Individual gRNA System
All recording plasmids for our MC gRNA system were ordered from IDT as blocks and assembled into pSB1C3 using Gibson assembly. Due to the fact that DNA synthesis is problematic in the production of repeating sequences of DNA, we resorted to designing our gBlocks with only 2 repeats and inserting more repeat sequences using type II restriction enzyme assembly (BsaI) and DNA oligos. The following plasmids were all fully assembled and sequence confirmed.
Our two gRNAs for this system were ordered from IDT as separate gBlocks to be annealed using Gibson assembly. Due to the fact that repeating sequences are difficult to synthesize, IDT was not able to create a sample of gRNA 1 which met their quality control standards. They sent us their best effort attempt of producing it which contained an estimated 80% sample of correct sequence. In order to isolate the correct sequence, we cloned the gRNA into pSB1C3. All samples that we sent for sequencing did not contain the correct sequence of gRNA 1. We repeated this process multiple times, but could not find a correct sequence for gRNA 1. Furthermore, in an attempt to isolate a correct sequence of gRNA 1 we used TOPO cloning to insert our gRNA 1 into the TOPO vector in order to isolate a sequence-confirmed sample of gRNA 1 but had no success finding a correct sequence.
Due to the fact that our base editor could not be assembled, we attempted to incorporate our gRNA into the CAMERA W2.1 base editor. Using PCR we added restriction enzyme sites to W2.1 and our gRNA and attempted assembly using standard restriction enzyme cloning. Unfortunately, our ligations never produced colonies that had an insertion of our gRNAs.
Due to our struggles in cloning the gRNA and the fact that our model demonstrated that this system would not produce the outcomes desired for this system to work we decided to redirect our focus to the oscillatory gRNA system.
Oscillatory gRNA System
Our single cell oscillatory system recording and writing plasmids were ordered from Twist Bioscience as complete plasmids. However once again we had to insert more repeat sequences into the recording plasmid using type II restriction enzyme assembly (BsaI) and DNA oligos as we did with our individual gRNA system. Additionally, we had to remove a spacer sequence from our writing plasmid using type II restriction enzyme assembly (BsaI). This was successfully assembled and sequence-confirmed. Additionally, we successfully modified the CAMERA W2.1 base to remove the gRNA in order to work with this system because our own base editor could not be assembled.

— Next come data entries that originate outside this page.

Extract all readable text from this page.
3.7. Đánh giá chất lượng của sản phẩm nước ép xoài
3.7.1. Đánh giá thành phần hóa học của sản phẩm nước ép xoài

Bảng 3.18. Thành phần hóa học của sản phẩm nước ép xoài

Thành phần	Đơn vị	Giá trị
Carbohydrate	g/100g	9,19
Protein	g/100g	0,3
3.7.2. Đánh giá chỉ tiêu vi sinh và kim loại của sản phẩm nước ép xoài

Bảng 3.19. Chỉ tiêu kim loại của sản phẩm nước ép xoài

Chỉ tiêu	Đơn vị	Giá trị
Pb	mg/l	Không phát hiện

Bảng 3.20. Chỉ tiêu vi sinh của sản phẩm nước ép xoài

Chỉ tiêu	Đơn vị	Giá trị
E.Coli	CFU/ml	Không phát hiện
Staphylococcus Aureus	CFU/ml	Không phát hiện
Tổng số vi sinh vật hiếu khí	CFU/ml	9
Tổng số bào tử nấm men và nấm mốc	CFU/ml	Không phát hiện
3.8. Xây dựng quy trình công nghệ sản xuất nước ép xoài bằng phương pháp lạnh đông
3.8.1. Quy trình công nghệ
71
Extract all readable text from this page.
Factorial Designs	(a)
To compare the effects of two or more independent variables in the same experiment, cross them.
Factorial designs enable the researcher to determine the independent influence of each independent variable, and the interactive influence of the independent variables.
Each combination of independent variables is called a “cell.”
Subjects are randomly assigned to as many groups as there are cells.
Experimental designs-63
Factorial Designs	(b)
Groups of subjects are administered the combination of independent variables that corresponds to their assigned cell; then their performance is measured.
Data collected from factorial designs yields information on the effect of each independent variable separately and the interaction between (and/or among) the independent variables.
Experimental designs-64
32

Once all plasmids were assembled and sequence confirmed, we attempted to co-transform all three plasmids into our chassis organism E. coli S1030. However, after multiple attempts, we were unsuccessful in isolated colonies that had successfully up took all three plasmids.
We are continuing to work on co-transforming these plasmids so that we can start this experiment.
Our plasmid containing three off-target gRNA recognition sequences along with 1 target sequence was fully assembled using standard restriction enzyme protocol into the pSB1C3 backbone and sequence confirmed. This plasmid was co-transformed with CAMERA W2.1 base editor plasmid in S1030. We are currently awaiting results and analysis of our on and off-target editing efficiencies, which will be analyzed with our CrisPy software tool. This data will be used to characterize the tools accuracy in identifying and interpreting gRNA binding sequences.